SIX DAYS of preparations and science finished on the South Col. It was time to go for the top.
The wind howled at 9 p.m. May 22 as the summit team left the South Col. Mountain climbing is primarily a night and morning activity because the afternoon sun's heat increases chances for avalanches.
Rasmussen's team consisted of him, five researchers and 10 Sherpas.
The route has two major stops - first the flat "balcony" and then the "South Summit," a shorter peak on the way to the top.
The wind died down. The research team mixed with other climbing groups - creating a slower-and-slower, stop-and-go single file to the summit.
Rasmussen's field of vision was narrow because of the hood over his head. He looked mostly straight ahead because turning his neck in the heavy clothes and gear took too much effort. The jammed-up line of climbers frequently limited Rasmussen's view to another guy's backpack just ahead of him.
His headlamp was just enough to illuminate his feet in a small pool of light.
Rasmussen wanted to be in front of his expedition to film its leader as he struggled to the top. But at the "balcony," he found himself mingled with other groups and in the middle of the single file - unable to work his way back to the front.

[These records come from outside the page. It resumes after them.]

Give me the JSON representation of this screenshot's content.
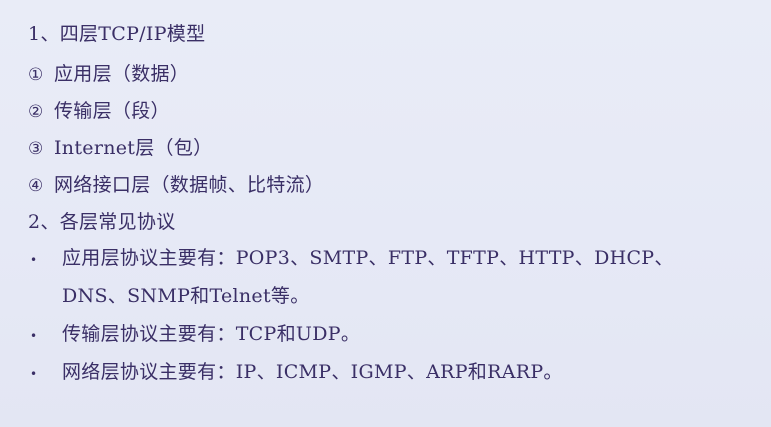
{
  "lines": {
    "heading1": "1、四层TCP/IP模型",
    "item1_marker": "①",
    "item1_text": "应用层（数据）",
    "item2_marker": "②",
    "item2_text": "传输层（段）",
    "item3_marker": "③",
    "item3_text": "Internet层（包）",
    "item4_marker": "④",
    "item4_text": "网络接口层（数据帧、比特流）",
    "heading2": "2、各层常见协议"
  },
  "bullets": [
    {
      "marker": "•",
      "line1": "应用层协议主要有：POP3、SMTP、FTP、TFTP、HTTP、DHCP、",
      "line2": "DNS、SNMP和Telnet等。"
    },
    {
      "marker": "•",
      "line1": "传输层协议主要有：TCP和UDP。"
    },
    {
      "marker": "•",
      "line1": "网络层协议主要有：IP、ICMP、IGMP、ARP和RARP。"
    }
  ]
}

The pace was slower than he liked. The frequent stops and starts frustrated him.
Dawn's first streaks came at 4:09 a.m.
Darkness slowly transformed into unimaginable white and crystalline beauty by the time Rasmussen reached the South Summit.
There, unknown to Rasmussen, his oxygen mask went bad.
A permanent rope line led from the South Summit to the top - a combination of safety feature and guide.
Each year, Sherpas install a new rope line. But they don't remove the old lines.
Consequently, the rope line is really a tangled mix of old and new ropes.
Old ropes are frayed. Newer ropes are tied to older ropes. The mess tangles up crampons. Frequently, a climber doesn't know which rope to hook up to.
"The hazard there is not the climb, but the ropes that impede the climb," Rasmussen wrote.
Rasmussen and his group summited at roughly 6:30 a.m.
OOPS!
Where did everyone go?
After dealing with some video equipment problems and his shortness of breath, Rasmussen began filming on the summit. But his researchers disappeared.
The one medical test scheduled for the summit was an arterial stab.
Someone would drop his pants just enough to expose an artery in his groin. Another researcher would stick in a needle and withdraw arterial blood for future analysis.
At the top of the world, in the cold, in the wind - this would be a clumsy process that exposed skin where such exposure would be ill-advised. Consequently, a tent was to be set up to shelter the men doing the procedure, but the wind was too strong to pitch the tent. And the summit was too crowded to do so anyway.
So the researchers went back to the South Summit at 28,700 feet to do the arterial stab. No one thought to tell Rasmussen, but he found out where they went and scurried down to film the arterial stab.